Safe, Untrusted, "Proof-Carrying" AI Agents: toward the agentic lakehouse
Jacopo Tagliabue, Ciro Greco
TL;DR
The work tackles how to enable safe, trustworthy agent-driven automation for data lakehouses by proposing API-first, programmable abstractions that expose the entire data lifecycle. It argues that declarative DAGs, Git-for-Data-like branching, and code-as-interface support reproducibility, observability, and safety, even in the presence of untrusted agents. A proof-of-concept demonstrates self-repair of production pipelines using Bauplan, MCP, and a verifier, showing that untrusted AI agents can operate without compromising production. The study outlines a path toward a fully agentic lakehouse, while identifying future challenges such as scalability and parallelism in OLAP contexts.
Abstract
Data lakehouses run sensitive workloads, where AI-driven automation raises concerns about trust, correctness, and governance.

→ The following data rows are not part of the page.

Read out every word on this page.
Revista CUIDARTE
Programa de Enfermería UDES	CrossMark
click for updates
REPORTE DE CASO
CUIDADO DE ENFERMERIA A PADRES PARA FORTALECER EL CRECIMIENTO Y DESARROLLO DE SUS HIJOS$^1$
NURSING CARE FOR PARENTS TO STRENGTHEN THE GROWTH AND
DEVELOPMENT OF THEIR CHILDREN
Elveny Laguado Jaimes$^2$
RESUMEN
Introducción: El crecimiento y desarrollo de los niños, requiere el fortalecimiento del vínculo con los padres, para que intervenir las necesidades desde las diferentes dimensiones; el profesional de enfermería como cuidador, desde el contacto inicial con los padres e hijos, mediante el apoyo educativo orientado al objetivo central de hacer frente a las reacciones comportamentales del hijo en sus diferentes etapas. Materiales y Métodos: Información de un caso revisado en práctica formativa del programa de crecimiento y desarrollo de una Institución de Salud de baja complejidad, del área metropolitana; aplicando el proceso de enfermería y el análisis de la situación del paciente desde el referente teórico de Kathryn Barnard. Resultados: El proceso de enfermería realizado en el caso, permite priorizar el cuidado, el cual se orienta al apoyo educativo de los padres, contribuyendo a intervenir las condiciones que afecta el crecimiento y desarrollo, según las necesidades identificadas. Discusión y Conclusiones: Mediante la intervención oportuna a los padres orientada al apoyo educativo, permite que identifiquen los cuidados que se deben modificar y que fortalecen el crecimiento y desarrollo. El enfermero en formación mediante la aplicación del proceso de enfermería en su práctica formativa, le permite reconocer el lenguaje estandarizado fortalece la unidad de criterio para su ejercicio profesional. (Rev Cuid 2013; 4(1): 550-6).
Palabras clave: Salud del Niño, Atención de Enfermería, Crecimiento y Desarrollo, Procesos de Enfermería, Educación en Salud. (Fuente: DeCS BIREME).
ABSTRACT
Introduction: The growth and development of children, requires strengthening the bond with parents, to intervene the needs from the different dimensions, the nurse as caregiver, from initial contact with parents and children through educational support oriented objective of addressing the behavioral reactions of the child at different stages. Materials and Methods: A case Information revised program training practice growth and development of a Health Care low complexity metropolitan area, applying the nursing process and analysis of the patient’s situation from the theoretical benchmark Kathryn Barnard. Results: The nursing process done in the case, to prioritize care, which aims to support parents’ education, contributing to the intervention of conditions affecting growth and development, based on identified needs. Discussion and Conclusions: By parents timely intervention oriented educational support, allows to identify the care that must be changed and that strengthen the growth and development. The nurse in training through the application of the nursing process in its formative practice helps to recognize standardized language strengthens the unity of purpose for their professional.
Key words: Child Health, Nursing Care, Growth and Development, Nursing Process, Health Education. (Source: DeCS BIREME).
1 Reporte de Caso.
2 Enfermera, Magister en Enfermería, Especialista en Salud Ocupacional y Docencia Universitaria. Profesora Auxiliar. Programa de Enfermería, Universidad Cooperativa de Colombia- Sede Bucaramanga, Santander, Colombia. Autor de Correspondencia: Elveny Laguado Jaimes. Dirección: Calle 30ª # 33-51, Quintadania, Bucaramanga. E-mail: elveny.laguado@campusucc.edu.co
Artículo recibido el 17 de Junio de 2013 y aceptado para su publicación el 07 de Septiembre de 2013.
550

We argue that API-first, programmable lakehouses provide the right abstractions for safe-by-design, agentic workflows. Using Bauplan as a case study, we show how data branching and declarative environments extend naturally to agents, enabling reproducibility and observability while reducing the attack surface. We present a proof-of-concept in which agents repair data pipelines using correctness checks inspired by proof-carrying code. Our prototype demonstrates that untrusted AI agents can operate safely on production data and outlines a path toward a fully agentic lakehouse.